Mais jornalismo e melhor jornalismo é uma das boas respostas ao perigo das ‘fake news’. Não chega – e não chega mesmo, tantas são as variáveis envolvidas. Mas não chegando, ajuda.

Para isso, o jornalismo deve distinguir-se do ‘lixo’ digital. Assumir a sua independência, escrutinar com rigor os acontecimentos, desmontar a propaganda, fazer as perguntas certas, tratar os factos com objetividade. Em vez de ‘fake news’, ‘real journalism’.

Um dos riscos do jornalismo é o de se deixar contagiar pela subjetividade, alienando o seu capital de confiança, junto do público e da sociedade.

O triunfo da subjetividade consiste, entre outros aspetos, em deixar que as visões e os preconceitos dos profissionais contaminem ‘a notícia’. Confundir factos com opinião contribui para desvalorizar e enfraquecer o jornalismo. E abre o caminho aos ‘factos alternativos’ que outros podem propor, alegando idêntica legitimidade.

Desse modo, o jornalismo estará a render-se à subjetividade, rainha e senhora de certas redes sociais.

Tony Blair, numa das intervenções mais interessantes na Web Summit, desmontou o Brexit e analisou os resultados das eleições intercalares nos Estados Unidos.

Insuspeito de ser um adepto de Trump, Blair explicou que de 2016 para cá, quem visse a CNN e lesse o The New York Times ficava com a sensação de que a presidência de Donald Trump ia implodir. Mas não implodiu, longe disso.

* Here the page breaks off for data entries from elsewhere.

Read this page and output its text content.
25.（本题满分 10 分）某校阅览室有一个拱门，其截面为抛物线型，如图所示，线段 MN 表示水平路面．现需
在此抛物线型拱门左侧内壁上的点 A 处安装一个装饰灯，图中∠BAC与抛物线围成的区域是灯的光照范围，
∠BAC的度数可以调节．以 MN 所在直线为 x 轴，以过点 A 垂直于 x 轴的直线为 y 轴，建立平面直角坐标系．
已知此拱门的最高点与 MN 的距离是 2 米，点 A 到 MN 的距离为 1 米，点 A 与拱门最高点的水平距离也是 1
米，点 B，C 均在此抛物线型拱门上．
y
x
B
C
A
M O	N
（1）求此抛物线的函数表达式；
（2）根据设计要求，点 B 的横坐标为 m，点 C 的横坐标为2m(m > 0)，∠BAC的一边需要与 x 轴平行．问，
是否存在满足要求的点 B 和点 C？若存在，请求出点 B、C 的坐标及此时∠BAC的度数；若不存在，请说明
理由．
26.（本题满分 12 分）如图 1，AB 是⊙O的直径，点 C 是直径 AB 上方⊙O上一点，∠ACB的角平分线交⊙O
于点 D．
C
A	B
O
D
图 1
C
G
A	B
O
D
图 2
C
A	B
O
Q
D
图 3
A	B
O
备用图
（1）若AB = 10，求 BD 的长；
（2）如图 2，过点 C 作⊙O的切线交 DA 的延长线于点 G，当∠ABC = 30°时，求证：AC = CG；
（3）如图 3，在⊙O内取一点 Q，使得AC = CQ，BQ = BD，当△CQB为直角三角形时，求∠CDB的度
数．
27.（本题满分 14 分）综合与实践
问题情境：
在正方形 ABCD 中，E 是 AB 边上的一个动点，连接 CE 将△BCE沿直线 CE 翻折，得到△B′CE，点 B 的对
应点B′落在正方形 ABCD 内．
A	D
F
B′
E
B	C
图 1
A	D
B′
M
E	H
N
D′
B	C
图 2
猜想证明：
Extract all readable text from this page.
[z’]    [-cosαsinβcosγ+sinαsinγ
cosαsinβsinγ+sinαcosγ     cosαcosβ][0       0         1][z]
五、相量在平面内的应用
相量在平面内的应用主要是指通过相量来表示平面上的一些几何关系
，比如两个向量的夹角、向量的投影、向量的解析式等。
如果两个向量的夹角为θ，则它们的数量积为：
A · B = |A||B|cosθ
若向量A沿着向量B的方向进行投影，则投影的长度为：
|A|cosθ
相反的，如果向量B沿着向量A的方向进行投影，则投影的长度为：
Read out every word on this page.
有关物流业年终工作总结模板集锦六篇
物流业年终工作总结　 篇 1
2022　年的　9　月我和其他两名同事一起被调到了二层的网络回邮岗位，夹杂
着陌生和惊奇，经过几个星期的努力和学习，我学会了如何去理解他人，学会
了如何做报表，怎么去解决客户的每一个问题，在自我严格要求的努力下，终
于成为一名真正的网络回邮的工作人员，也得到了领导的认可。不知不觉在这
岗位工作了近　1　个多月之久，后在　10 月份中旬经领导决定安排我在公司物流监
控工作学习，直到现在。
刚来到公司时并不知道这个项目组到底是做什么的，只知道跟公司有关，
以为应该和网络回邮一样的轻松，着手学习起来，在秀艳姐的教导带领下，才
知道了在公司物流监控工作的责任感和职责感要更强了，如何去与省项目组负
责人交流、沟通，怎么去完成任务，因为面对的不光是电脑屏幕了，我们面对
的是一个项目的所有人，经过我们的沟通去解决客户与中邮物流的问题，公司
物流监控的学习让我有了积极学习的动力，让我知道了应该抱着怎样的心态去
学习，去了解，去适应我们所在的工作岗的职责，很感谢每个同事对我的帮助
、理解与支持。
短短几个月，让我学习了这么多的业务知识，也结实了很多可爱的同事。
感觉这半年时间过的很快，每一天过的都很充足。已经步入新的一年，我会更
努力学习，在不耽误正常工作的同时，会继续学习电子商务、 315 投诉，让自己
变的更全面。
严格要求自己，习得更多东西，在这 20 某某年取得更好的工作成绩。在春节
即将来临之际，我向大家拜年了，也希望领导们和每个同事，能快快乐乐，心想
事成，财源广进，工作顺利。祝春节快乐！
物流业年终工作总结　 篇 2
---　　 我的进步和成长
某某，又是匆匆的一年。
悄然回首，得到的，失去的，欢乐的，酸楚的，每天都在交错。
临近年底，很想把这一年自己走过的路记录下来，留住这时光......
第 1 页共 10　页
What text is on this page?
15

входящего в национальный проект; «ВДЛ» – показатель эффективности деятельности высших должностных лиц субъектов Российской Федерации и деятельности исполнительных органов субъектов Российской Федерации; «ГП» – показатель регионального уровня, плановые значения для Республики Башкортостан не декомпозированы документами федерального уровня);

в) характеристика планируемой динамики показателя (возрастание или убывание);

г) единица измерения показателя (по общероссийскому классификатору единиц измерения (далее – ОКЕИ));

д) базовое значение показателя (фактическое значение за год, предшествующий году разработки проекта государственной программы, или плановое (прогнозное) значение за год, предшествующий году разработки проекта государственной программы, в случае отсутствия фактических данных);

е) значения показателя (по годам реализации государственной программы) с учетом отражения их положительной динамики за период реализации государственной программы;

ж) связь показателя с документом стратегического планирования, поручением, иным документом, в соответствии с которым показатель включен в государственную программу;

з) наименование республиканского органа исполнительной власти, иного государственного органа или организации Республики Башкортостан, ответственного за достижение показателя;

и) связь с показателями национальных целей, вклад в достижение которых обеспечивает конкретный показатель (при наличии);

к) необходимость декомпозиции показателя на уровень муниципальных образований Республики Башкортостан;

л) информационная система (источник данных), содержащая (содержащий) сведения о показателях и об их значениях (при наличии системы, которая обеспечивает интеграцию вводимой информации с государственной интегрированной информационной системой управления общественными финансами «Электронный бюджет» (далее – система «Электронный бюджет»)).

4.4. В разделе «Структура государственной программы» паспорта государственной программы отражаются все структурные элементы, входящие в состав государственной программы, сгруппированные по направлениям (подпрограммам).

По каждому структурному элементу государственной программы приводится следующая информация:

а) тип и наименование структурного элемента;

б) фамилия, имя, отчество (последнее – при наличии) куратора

A verdade é que Trump, por quem não tenho nenhuma simpatia, continua a recolher apoios significativos na sociedade norte americana. Apesar do que tem dito e feito, dizem os críticos. Precisamente por aquilo que diz e faz, dirão os seus adeptos. Ignorar isto é ignorar a realidade.

Dito de outro modo, CNN e The New York Times, na ânsia de derrubarem Trump, transmitem um retrato que não reflete a realidade.

Sabendo-se que a Fox News é acusada de fazer o mesmo, mas num registo pró-Trump, tal significa que há muita produção jornalística inquinada.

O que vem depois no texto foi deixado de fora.